Activists for undocumented students seek “action-oriented” SGA legislation

Activists for undocumented students are asking Georgia State’s Student Government Association (SGA) senate to buckle down to fight policies which bar undocumented students from the state’s top colleges.

At SGA’s Oct. 13 senate meeting Laura Emiko Soltis, executive director of Freedom University (FU), and Angel Almora, an undocumented FU student, urged senators to adopt a beefed-up version of last year’s legislation, which supported the rights of undocumented immigrants.

Current policies effected by the University System of Georgia’s Board of Regents (BOR) disallow “a person who is not lawfully in the United States” from enrolling at the state’s top universities or paying in-state tuition at any System school.
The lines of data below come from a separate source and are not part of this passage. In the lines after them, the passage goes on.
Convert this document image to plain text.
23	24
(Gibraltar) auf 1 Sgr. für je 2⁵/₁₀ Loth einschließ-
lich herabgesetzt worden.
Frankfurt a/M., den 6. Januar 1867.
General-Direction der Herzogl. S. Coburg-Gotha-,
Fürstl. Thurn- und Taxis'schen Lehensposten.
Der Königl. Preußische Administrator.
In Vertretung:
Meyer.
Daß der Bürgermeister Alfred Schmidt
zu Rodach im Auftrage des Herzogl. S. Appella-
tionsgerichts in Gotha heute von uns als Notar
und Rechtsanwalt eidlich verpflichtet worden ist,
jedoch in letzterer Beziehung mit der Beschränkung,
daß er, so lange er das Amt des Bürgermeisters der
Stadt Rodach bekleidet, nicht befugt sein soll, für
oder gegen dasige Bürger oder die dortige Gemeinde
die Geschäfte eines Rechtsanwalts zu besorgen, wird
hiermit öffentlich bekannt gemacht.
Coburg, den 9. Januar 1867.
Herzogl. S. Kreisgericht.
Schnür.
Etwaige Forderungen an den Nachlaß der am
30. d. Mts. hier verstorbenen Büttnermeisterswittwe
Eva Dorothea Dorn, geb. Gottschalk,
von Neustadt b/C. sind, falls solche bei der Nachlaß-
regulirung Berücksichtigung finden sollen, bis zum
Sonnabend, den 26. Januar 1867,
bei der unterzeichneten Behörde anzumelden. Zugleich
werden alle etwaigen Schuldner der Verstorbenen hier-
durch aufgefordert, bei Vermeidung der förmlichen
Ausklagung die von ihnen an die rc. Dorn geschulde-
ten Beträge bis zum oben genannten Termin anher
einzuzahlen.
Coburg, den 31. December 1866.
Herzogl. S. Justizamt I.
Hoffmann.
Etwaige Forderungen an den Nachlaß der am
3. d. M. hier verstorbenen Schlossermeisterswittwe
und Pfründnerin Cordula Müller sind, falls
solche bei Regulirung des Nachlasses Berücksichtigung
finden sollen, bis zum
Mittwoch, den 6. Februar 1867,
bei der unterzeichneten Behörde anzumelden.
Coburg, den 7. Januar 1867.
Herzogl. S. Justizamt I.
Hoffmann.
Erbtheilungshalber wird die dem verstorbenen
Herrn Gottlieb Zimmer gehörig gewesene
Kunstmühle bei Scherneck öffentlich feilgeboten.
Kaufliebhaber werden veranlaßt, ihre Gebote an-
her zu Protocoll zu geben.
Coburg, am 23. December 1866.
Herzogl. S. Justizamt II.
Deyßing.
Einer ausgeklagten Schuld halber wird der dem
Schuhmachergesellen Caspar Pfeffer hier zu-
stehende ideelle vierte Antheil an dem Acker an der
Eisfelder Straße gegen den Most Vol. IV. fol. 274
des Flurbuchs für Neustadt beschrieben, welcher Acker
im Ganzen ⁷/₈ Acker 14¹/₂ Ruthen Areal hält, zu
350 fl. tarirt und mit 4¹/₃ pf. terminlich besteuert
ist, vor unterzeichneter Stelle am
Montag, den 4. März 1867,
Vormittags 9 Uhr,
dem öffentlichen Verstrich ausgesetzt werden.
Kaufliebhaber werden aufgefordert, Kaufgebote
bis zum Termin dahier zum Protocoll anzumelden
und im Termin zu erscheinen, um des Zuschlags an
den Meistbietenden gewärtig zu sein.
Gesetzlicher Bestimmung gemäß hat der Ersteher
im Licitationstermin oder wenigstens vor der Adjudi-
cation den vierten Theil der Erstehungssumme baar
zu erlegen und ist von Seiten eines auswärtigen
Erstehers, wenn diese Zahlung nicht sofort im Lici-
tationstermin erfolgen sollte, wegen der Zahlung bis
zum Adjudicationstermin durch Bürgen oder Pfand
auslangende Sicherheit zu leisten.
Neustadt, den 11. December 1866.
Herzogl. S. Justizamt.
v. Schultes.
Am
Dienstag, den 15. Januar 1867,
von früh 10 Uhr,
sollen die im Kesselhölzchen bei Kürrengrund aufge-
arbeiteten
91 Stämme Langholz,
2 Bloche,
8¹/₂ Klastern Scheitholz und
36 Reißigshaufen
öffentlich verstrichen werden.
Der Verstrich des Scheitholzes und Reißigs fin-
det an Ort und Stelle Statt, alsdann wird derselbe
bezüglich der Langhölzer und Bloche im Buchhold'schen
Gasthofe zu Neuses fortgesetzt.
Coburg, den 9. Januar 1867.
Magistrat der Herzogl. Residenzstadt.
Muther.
Activists for undocumented immigrants and Deferred Action for Childhood Arrivals (DACA) students hope to change that.

Soltis, Almora, Georgia State’s Progressive Student Alliance, and other organizations want SGA to use its muscle to earn the help of University President Mark Becker, who’s thus far remained tight-lipped on the matter.

“We encourage the SGA to hold President Becker accountable to Georgia State’s implementation of these policies and to ask him to use his considerable influence to publicly denounce the Board of Regents’ policies,” Soltis told The Signal.

SGA Executive Vice President Shamari Southwell said he thinks, once the bill is introduced, the student government will be on-board with ratifying more active legislation

“Being that student governments in the other top five public Georgia universities have coordinated and even led protests in support of DACA students, I don’t think anyone outside the Board of Regents will take issue with it,” he told The Signal.